The displacement of a particle is represented by the equation $y=si{n}^3\left(\omega t\right)$. The motion is

• A. non-periodic
• B. periodic but not simple harmonic
• C. simple harmonic with period $\frac{2\pi }{\omega }$
• D. simple harmonic with period $\frac{\pi }{\omega }$

Answer 1

Answer: (B)

Given the equation of displacement of the particle, $y={sin}^3\omega t$

We know $sin3\theta =3sin\theta -4{sin}^3\theta$

Hence, $y=\frac{(3sin\omega t-4sin3\omega t)}{4}\Rightarrow 4\frac{dy}{dt}=3\omega cos\omega t-4\times \left[3\omega cos3\omega t\right]\Rightarrow 4\times \frac{d^{2}y}{{dt}^2}=-3{\omega }^{2}sin\omega t+12\omega sin3\omega t\Rightarrow \frac{d^{2}y}{{dt}^2}=\frac{-3{\omega }^{2}sin\omega t+12\omega sin3\omega t}{4}\Rightarrow \frac{d^{2}y}{{dt}^2}$ is not proportional to y.

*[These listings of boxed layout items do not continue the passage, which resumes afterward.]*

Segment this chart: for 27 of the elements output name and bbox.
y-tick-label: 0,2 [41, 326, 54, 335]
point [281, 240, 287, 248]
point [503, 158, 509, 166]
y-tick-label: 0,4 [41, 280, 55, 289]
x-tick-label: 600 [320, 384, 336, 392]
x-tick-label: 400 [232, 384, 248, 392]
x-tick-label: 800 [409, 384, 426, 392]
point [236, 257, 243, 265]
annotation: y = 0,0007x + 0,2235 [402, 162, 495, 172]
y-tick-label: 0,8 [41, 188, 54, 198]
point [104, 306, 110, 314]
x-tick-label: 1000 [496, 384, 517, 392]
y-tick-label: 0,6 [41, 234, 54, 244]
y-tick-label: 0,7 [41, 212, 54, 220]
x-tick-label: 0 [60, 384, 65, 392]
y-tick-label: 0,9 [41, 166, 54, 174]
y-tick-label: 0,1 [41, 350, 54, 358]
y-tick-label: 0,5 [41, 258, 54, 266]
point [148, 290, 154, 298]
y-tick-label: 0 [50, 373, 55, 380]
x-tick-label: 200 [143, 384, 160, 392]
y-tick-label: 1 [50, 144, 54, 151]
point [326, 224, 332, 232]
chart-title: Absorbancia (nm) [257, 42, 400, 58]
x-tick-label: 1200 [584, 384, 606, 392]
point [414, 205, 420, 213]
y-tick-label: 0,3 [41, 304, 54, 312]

Hence, the motion is not SHM.

As the expression is involving sine function, hence it will be periodic.

Also ${sin}^3\omega t={\left(sin\omega t\right)}^3={\left[sin\right(\omega t+2\pi \left)\right]}^3={\left[sin\right(\omega t+2\pi /\omega \left)\right]}^3$

Hence, $y={sin}^3\omega t$ represents a periodic motion with period $2\pi /\omega$.